Premium Conventional Oil
Premium conventional oil is the standard for most new vehicles. However, it is also an excellent option for light-duty vehicles. Check your owner’s manual to know the viscosity and weight you should get. This type of oil typically comes in weights ranging from 5W-20 or 5W-30 for lower temperatures and 10W-30 for higher temperatures. These oils can be combined with the best oil filters to ensure optimum performance.
Full Synthetic Oil
In discussions about the best oils to use, full synthetics likely win the day. However, that does not mean that every car owner should use this type of oil. While these oils may perform better than other oils, they are expensive and often unnecessary in conventional engines. Although, if you drive a vehicle with a high-tech, high-end engine, then you may want to and the manual may require you to spend the extra for the upgrade.
Synthetic Blend Oil
For drivers of heavy-duty SUVs and pickups, synthetic blend oil might be worth the few extra pennies over conventional oil. These oils, made of synthetics and organics, are less volatile, meaning they improve fuel economy and reduce evaporative oil loss.
Believe it or not, over half of the vehicles currently on the road have more than 75,000 miles on the odometer. You might even own one of these high-mileage gems. If you do, then you know that they require special attention. Oil refiners also understand these unique needs, which is why higher-mileage oils are formulated with conditioners for the seals in the system.

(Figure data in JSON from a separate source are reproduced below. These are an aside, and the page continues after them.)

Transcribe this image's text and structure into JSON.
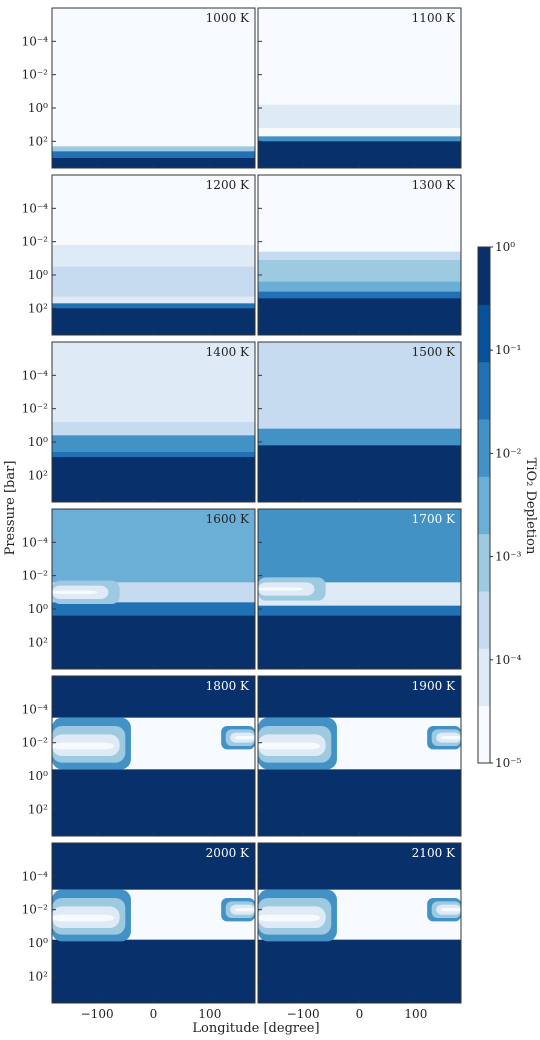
{
  "chart_data": {
    "type": "heatmap",
    "xlabel": "Longitude [degree]",
    "ylabel": "Pressure [bar]",
    "x_ticks": [
      "−100",
      "0",
      "100"
    ],
    "y_ticks": [
      "10⁻⁴",
      "10⁻²",
      "10⁰",
      "10²"
    ],
    "x_tick_values": [
      -100,
      0,
      100
    ],
    "y_tick_values_log10": [
      -4,
      -2,
      0,
      2
    ],
    "xlim": [
      -180,
      180
    ],
    "ylim_log10": [
      4,
      -6
    ],
    "colorbar": {
      "label": "TiO₂ Depletion",
      "ticks": [
        "10⁰",
        "10⁻¹",
        "10⁻²",
        "10⁻³",
        "10⁻⁴",
        "10⁻⁵"
      ],
      "tick_values_log10": [
        0,
        -1,
        -2,
        -3,
        -4,
        -5
      ],
      "scale": "log",
      "range": [
        1e-05,
        1
      ],
      "colors": [
        "#f7fbff",
        "#deebf7",
        "#c6dbef",
        "#9ecae1",
        "#6baed6",
        "#4292c6",
        "#2171b5",
        "#08519c",
        "#08306b"
      ]
    },
    "panels": [
      {
        "label": "1000 K",
        "level_log10": {
          "top": -6,
          "bands": [
            {
              "p": 2.1,
              "v": -5
            },
            {
              "p": 2.3,
              "v": -3
            },
            {
              "p": 2.6,
              "v": -1
            },
            {
              "p": 3.0,
              "v": 0
            }
          ]
        }
      },
      {
        "label": "1100 K",
        "level_log10": {
          "top": -6,
          "bands": [
            {
              "p": -0.2,
              "v": -4.5
            },
            {
              "p": 1.2,
              "v": -5
            },
            {
              "p": 1.7,
              "v": -2
            },
            {
              "p": 2.0,
              "v": 0
            }
          ]
        }
      },
      {
        "label": "1200 K",
        "level_log10": {
          "top": -6,
          "bands": [
            {
              "p": -1.8,
              "v": -4.5
            },
            {
              "p": -0.5,
              "v": -3.5
            },
            {
              "p": 1.3,
              "v": -4.5
            },
            {
              "p": 1.7,
              "v": -1
            },
            {
              "p": 2.0,
              "v": 0
            }
          ]
        }
      },
      {
        "label": "1300 K",
        "level_log10": {
          "top": -6,
          "bands": [
            {
              "p": -1.4,
              "v": -4
            },
            {
              "p": -0.9,
              "v": -3
            },
            {
              "p": 0.4,
              "v": -2.5
            },
            {
              "p": 1.0,
              "v": -1
            },
            {
              "p": 1.4,
              "v": 0
            }
          ]
        }
      },
      {
        "label": "1400 K",
        "level_log10": {
          "top": -4.5,
          "bands": [
            {
              "p": -1.2,
              "v": -3.5
            },
            {
              "p": -0.4,
              "v": -2
            },
            {
              "p": 0.6,
              "v": -1
            },
            {
              "p": 0.9,
              "v": 0
            }
          ]
        }
      },
      {
        "label": "1500 K",
        "level_log10": {
          "top": -3.5,
          "bands": [
            {
              "p": -0.8,
              "v": -2
            },
            {
              "p": 0.2,
              "v": 0
            }
          ]
        }
      },
      {
        "label": "1600 K",
        "level_log10": {
          "top": -2.8,
          "bands": [
            {
              "p": -1.6,
              "v": -4
            },
            {
              "p": -0.4,
              "v": -1
            },
            {
              "p": 0.4,
              "v": 0
            }
          ]
        }
      },
      {
        "label": "1700 K",
        "level_log10": {
          "top": -2,
          "bands": [
            {
              "p": -1.6,
              "v": -4.5
            },
            {
              "p": -0.2,
              "v": -1
            },
            {
              "p": 0.4,
              "v": 0
            }
          ]
        }
      },
      {
        "label": "1800 K",
        "level_log10": {
          "top": 0,
          "bands": [
            {
              "p": -3.5,
              "v": -5
            },
            {
              "p": -0.4,
              "v": 0
            }
          ]
        }
      },
      {
        "label": "1900 K",
        "level_log10": {
          "top": 0,
          "bands": [
            {
              "p": -3.5,
              "v": -5
            },
            {
              "p": -0.4,
              "v": 0
            }
          ]
        }
      },
      {
        "label": "2000 K",
        "level_log10": {
          "top": 0,
          "bands": [
            {
              "p": -3.2,
              "v": -5
            },
            {
              "p": -0.2,
              "v": 0
            }
          ]
        }
      },
      {
        "label": "2100 K",
        "level_log10": {
          "top": 0,
          "bands": [
            {
              "p": -3.2,
              "v": -5
            },
            {
              "p": -0.2,
              "v": 0
            }
          ]
        }
      }
    ]
  }
}
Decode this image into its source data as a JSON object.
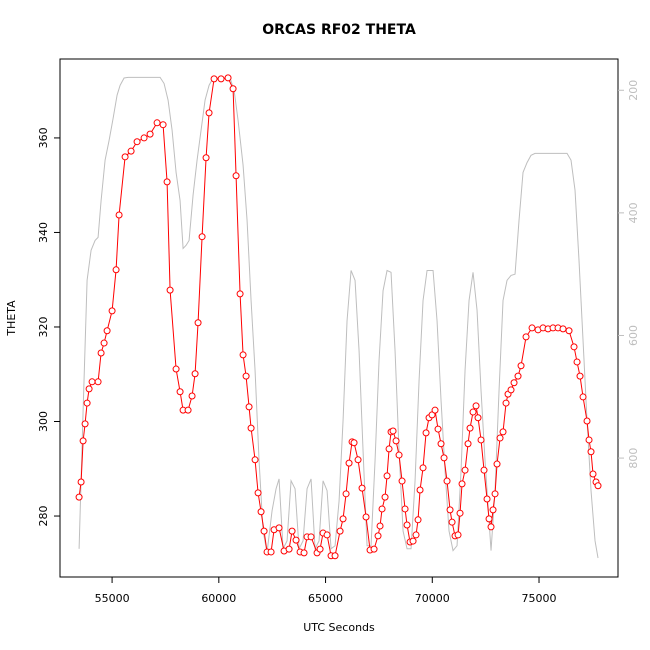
{
  "chart_data": {
    "type": "line",
    "title": "ORCAS RF02 THETA",
    "xlabel": "UTC Seconds",
    "ylabel": "THETA",
    "xlim": [
      52560,
      78700
    ],
    "ylim": [
      267.1,
      376.7
    ],
    "y2lim": [
      994,
      149
    ],
    "xticks": [
      55000,
      60000,
      65000,
      70000,
      75000
    ],
    "yticks": [
      280,
      300,
      320,
      340,
      360
    ],
    "y2ticks": [
      200,
      400,
      600,
      800
    ],
    "series": [
      {
        "color": "#ff0000",
        "marker": "circle",
        "x": [
          53454,
          53548,
          53642,
          53735,
          53829,
          53923,
          54063,
          54344,
          54485,
          54625,
          54766,
          55000,
          55187,
          55328,
          55609,
          55890,
          56171,
          56499,
          56780,
          57108,
          57389,
          57576,
          57717,
          57998,
          58185,
          58326,
          58560,
          58747,
          58888,
          59028,
          59216,
          59403,
          59543,
          59778,
          60106,
          60433,
          60668,
          60808,
          60996,
          61136,
          61277,
          61417,
          61511,
          61698,
          61839,
          61979,
          62120,
          62260,
          62448,
          62588,
          62822,
          63056,
          63291,
          63431,
          63618,
          63806,
          63993,
          64134,
          64321,
          64602,
          64743,
          64883,
          65071,
          65258,
          65445,
          65680,
          65820,
          65961,
          66101,
          66242,
          66335,
          66523,
          66710,
          66897,
          67085,
          67272,
          67459,
          67553,
          67647,
          67787,
          67881,
          67975,
          68068,
          68162,
          68303,
          68443,
          68584,
          68724,
          68818,
          68958,
          69099,
          69239,
          69333,
          69427,
          69567,
          69708,
          69848,
          69989,
          70129,
          70270,
          70410,
          70551,
          70691,
          70832,
          70926,
          71066,
          71207,
          71300,
          71394,
          71535,
          71675,
          71769,
          71909,
          72050,
          72143,
          72284,
          72424,
          72565,
          72659,
          72752,
          72846,
          72940,
          73033,
          73174,
          73314,
          73455,
          73549,
          73689,
          73830,
          74017,
          74158,
          74392,
          74673,
          74954,
          75188,
          75422,
          75656,
          75891,
          76125,
          76406,
          76640,
          76781,
          76921,
          77062,
          77249,
          77343,
          77436,
          77530,
          77671,
          77764
        ],
        "values": [
          284.0,
          287.2,
          295.9,
          299.5,
          303.9,
          306.9,
          308.4,
          308.4,
          314.5,
          316.6,
          319.2,
          323.4,
          332.1,
          343.7,
          356.0,
          357.2,
          359.2,
          360.0,
          360.8,
          363.2,
          362.8,
          350.7,
          327.8,
          311.1,
          306.3,
          302.4,
          302.4,
          305.4,
          310.1,
          320.9,
          339.1,
          355.8,
          365.3,
          372.5,
          372.5,
          372.7,
          370.4,
          352.0,
          327.0,
          314.1,
          309.6,
          303.1,
          298.6,
          291.9,
          284.9,
          280.9,
          276.8,
          272.4,
          272.4,
          277.1,
          277.5,
          272.6,
          273.0,
          276.8,
          274.9,
          272.4,
          272.2,
          275.6,
          275.6,
          272.2,
          273.0,
          276.4,
          276.0,
          271.6,
          271.6,
          276.8,
          279.4,
          284.7,
          291.2,
          295.7,
          295.5,
          291.9,
          285.9,
          279.8,
          272.8,
          273.0,
          275.8,
          277.9,
          281.5,
          284.0,
          288.5,
          294.2,
          297.8,
          298.0,
          295.9,
          292.9,
          287.4,
          281.5,
          278.1,
          274.5,
          274.7,
          276.0,
          279.2,
          285.5,
          290.2,
          297.6,
          300.8,
          301.4,
          302.4,
          298.4,
          295.3,
          292.3,
          287.4,
          281.3,
          278.7,
          275.8,
          276.0,
          280.6,
          286.8,
          289.7,
          295.3,
          298.6,
          302.0,
          303.3,
          300.8,
          296.1,
          289.7,
          283.6,
          279.4,
          277.7,
          281.3,
          284.7,
          291.0,
          296.5,
          297.8,
          303.9,
          305.8,
          306.7,
          308.2,
          309.6,
          311.8,
          317.9,
          319.8,
          319.4,
          319.8,
          319.6,
          319.8,
          319.8,
          319.6,
          319.2,
          315.8,
          312.6,
          309.6,
          305.2,
          300.1,
          296.1,
          293.6,
          288.9,
          287.2,
          286.4
        ]
      },
      {
        "color": "#bebebe",
        "axis": "y2",
        "x": [
          53454,
          53642,
          53829,
          54016,
          54204,
          54344,
          54485,
          54672,
          54859,
          55047,
          55234,
          55375,
          55562,
          55749,
          57248,
          57436,
          57623,
          57810,
          57998,
          58185,
          58326,
          58466,
          58607,
          58794,
          58981,
          59169,
          59356,
          59543,
          59731,
          60527,
          60715,
          60902,
          61136,
          61323,
          61511,
          61698,
          61885,
          62073,
          62260,
          62494,
          62682,
          62822,
          63010,
          63197,
          63384,
          63572,
          63759,
          63946,
          64134,
          64321,
          64509,
          64696,
          64883,
          65071,
          65258,
          65445,
          65633,
          65820,
          66007,
          66195,
          66382,
          66570,
          66757,
          66944,
          67132,
          67319,
          67506,
          67694,
          67881,
          68068,
          68256,
          68443,
          68631,
          68818,
          69005,
          69193,
          69380,
          69567,
          69755,
          70036,
          70223,
          70410,
          70598,
          70785,
          70972,
          71160,
          71347,
          71535,
          71722,
          71909,
          72097,
          72284,
          72471,
          72659,
          72752,
          72940,
          73127,
          73314,
          73502,
          73689,
          73877,
          74064,
          74251,
          74439,
          74626,
          74813,
          76312,
          76499,
          76687,
          76874,
          77062,
          77249,
          77436,
          77624,
          77764
        ],
        "values": [
          948,
          723,
          510,
          461,
          445,
          440,
          380,
          314,
          282,
          246,
          208,
          192,
          180,
          179,
          179,
          189,
          216,
          265,
          334,
          380,
          458,
          453,
          445,
          371,
          314,
          265,
          216,
          192,
          180,
          180,
          200,
          249,
          322,
          412,
          543,
          657,
          804,
          919,
          954,
          886,
          850,
          834,
          948,
          935,
          837,
          850,
          948,
          935,
          850,
          834,
          948,
          935,
          837,
          853,
          948,
          943,
          870,
          739,
          576,
          494,
          510,
          625,
          788,
          943,
          943,
          804,
          641,
          527,
          494,
          497,
          625,
          788,
          919,
          948,
          948,
          837,
          674,
          543,
          494,
          494,
          576,
          706,
          821,
          919,
          951,
          943,
          821,
          657,
          543,
          497,
          559,
          690,
          804,
          902,
          951,
          853,
          690,
          543,
          510,
          502,
          500,
          412,
          334,
          318,
          306,
          303,
          303,
          314,
          363,
          478,
          608,
          739,
          853,
          935,
          963
        ]
      }
    ]
  }
}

As cars age, their seals can dry out, becoming ineffective and causing leaks. The unique ingredients in these specific oils help to rehydrate and reswell these seals, which can prevent small leaks and help recondition the system.
While it is difficult to pinpoint just one oil type that is best for cars in general, it is possible to identify the best oil option for your specific vehicle. However, to know which is best, you need to review your owner’s manual and learn the proper weight and viscosity required of an oil. Also, it is a good idea to review your odometer and consider if a higher-mileage oil is a good option. In any case, reflect on the information you have and go down to your local auto parts store to get help to narrow your selection.